Promenades

Publié le 17.05.2014

Cher journal,

Ce pays a très mauvaise réputation en France, mais il faut reconnaître que ses habitants nous le rendent bien. Pour ma part, je dois reconnaître y avoir toujours été curieusement attaché ; non pour les délices qu’il offre uniquement à l’émigré, et qui y entretiennent du reste une farouche xénophobie, mais parce que mes souvenirs y reviennent souvent, particulièrement pour les promenades d’après-midi que nous y faisions en vacances, que je détestais alors passionnément et que, bien sûr, je regrette aujourd’hui avec autant de feu. Au cours d’une de ces randonnées je respirais pour la première fois une plante dont j’ignore le nom, qui émet un parfum proche du lait caillé, et qui a sur moi un pouvoir hypnotique. J’en trouve l’odeur repoussante, mais je suis incapable de m’en éloigner.

C’est aussi dans ce pays que j’ai connu les repas les plus étranges, non pour des raisons gastronomiques, mais parce que nous étions les hôtes de convives tonitruants. Dans les deux cas, deux vieux hommes dont la tête rubiconde épousait curieusement de beaux cheveux tout blancs, le ventre arrondi, menant la conversation comme d’autres chassent à courre. Le premier avait la manie de ponctuer tout début de description par la formule « etceteri, etcetera », tic qui provoquait en nous une furieuse envie de rire et qu’il nous fallait réprimer à tout prix pour ne pas risquer de le vexer.

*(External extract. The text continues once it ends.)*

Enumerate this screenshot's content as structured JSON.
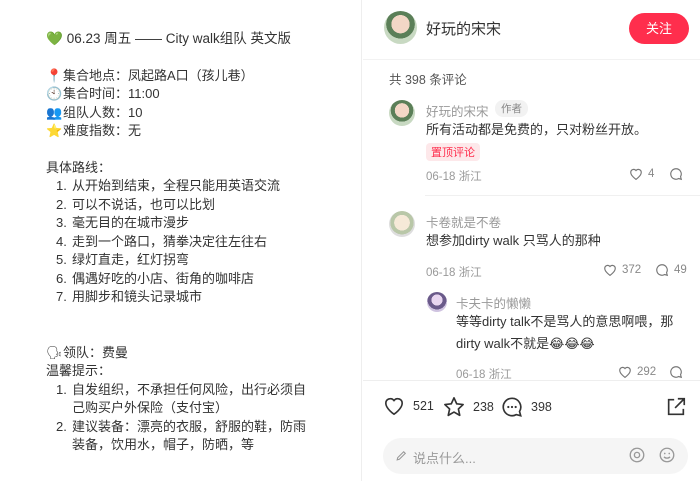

Juste derrière leur parlement, un petit promontoire est peuplé de jeux d’échecs. Sur les flancs de l’espèce d’éminence, qui mérite si peu ce nom, où est posé le bâtiment, à quelques mètres à peine du lieu où les lois sont passées, on trouve des potagers. De l’autre côté, une petite place où en face même du bâtiment, se tenait jusqu’à peu, peut-être encore aujourd’hui, une boutique Harley-Davidson. Rien n’est plus loin de notre palais Bourbon, qui n’a de comparable que le fait de dominer un cours d’eau, mais qu’est-ce que la grisaille métallique de la Seine, face au vert shamrock de l’affluent qui traverse cette étrange ville, capitale privée de ce titre ?

En me promenant de ce côté, avec Rt. Hon., nous avions dû traverser une manifestation d’agriculteurs. L’un d’entre eux nous expliqua longuement les raisons de son mécontentement. Je l’écoutais impatiemment, découvrant que tous les cultivateurs d’Europe appartiennent au fond à une même nation de râleurs au demeurant parfois sympathiques. Il nous fit goûter son vin blanc. Je le trouvais assez infect, mais l’assurais bien sûr du contraire. Nous pûmes garder les verres en souvenir. Ils étaient ornés d’un de ces blasons qu’un amour national pour l’héraldique semble vouloir placer partout. Malheureusement, quelques mois seulement après, comme tous verres à vins qui passent entre les mains de notre couple de maladroits, nous les avons cassés (et si ma mémoire n’a pas trop bien arrangé les choses, je crois, de façon on ne peut plus paritaire).